The Israel Culture Center is located on the fifth floor of the Embassy of Israel in Kyiv. It includes a large hall, classroom, library, computer room with six computers, and several offices. The Center sponsors a variety of programs, including ulpans enrolling 500 people in various parts of Kyiv, computer training for people enrolled in ulpans, and clubs for Jewish children and young adults.

14. The Jewish Agency for Israel (Sochnut) office in Kyiv is headed by Eli Yitzhaki, a veteran Sochnut professional. Mr. Yitzhaki explained that the JAFI mission in Ukraine maintains major offices in Kyiv and in three other cities -- Dnipropetrovsk, Kharkiv, and Odessa -- and smaller offices in Lviv, Simferopol, and Kishinev (Moldova). Each of these offices, which is directed by an Israeli and has an Israeli core staff, is responsible for between eight and 25 smaller JAFI representations in a region, each headed by a local person. Some of these representations, which total 98, have their own offices, but many are operated from the apartments of the local director.

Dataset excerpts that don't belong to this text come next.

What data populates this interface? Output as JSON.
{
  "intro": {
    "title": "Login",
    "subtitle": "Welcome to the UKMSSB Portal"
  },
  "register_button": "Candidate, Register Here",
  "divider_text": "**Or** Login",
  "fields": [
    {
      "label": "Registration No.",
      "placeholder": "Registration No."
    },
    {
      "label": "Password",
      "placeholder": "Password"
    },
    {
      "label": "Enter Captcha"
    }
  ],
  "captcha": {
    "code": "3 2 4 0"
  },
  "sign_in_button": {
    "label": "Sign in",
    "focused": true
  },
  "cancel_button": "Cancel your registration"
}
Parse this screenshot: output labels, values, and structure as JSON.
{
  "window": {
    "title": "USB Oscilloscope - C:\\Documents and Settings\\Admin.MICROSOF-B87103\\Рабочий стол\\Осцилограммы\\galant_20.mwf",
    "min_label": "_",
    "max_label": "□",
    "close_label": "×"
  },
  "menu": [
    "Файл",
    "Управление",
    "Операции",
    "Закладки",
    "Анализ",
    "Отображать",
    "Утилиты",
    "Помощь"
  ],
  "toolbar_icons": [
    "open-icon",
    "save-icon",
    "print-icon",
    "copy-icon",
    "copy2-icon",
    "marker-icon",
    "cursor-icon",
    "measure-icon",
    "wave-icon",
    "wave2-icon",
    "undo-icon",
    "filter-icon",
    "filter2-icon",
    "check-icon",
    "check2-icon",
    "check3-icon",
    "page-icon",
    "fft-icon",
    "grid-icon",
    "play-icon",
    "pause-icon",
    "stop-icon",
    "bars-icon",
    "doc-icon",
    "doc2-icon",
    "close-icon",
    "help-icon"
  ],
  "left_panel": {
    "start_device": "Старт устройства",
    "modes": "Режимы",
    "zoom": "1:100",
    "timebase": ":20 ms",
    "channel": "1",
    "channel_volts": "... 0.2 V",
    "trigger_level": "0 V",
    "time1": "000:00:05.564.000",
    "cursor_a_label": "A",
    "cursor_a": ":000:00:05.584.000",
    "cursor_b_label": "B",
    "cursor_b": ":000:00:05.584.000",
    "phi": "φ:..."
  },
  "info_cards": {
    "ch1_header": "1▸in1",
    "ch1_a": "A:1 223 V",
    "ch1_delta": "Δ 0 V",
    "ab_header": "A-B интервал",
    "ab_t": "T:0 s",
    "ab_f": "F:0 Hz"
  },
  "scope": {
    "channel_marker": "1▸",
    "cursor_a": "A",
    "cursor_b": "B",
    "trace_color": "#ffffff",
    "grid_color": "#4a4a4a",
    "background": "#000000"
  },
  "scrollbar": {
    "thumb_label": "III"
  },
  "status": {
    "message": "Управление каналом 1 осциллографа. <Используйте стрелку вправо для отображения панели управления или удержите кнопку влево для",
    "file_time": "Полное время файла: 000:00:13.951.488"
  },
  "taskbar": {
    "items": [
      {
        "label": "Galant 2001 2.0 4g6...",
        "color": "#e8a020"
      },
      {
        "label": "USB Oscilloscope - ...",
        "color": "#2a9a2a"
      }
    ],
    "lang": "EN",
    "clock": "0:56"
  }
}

Under budgetary pressure, the Israeli shaliach (emissary) was withdrawn from Donetsk several years ago and replaced with a local individual. The Donetsk office is supervised by the shaliach in Dnipropetrovsk. Mr, Yitzhaki believes that Donetsk should have its own shaliach because it is generating 1,700 olim every year and, given the depressed economic conditions in the area, could do even better. He will place a shaliach in Donetsk by September, but, to do so, he will need to reduce Israeli staff in the Odessa office by one person.

35Tzedakah means ‘just behavior’ in Hebrew. The concept of tzedakah refers to an obligation to meet the needs of those who are unable to meet their own needs. Ms. Zaitsova, who is in the insurance business, contributes her own funds to Ahava, but cannot provide the entire budget for the organization.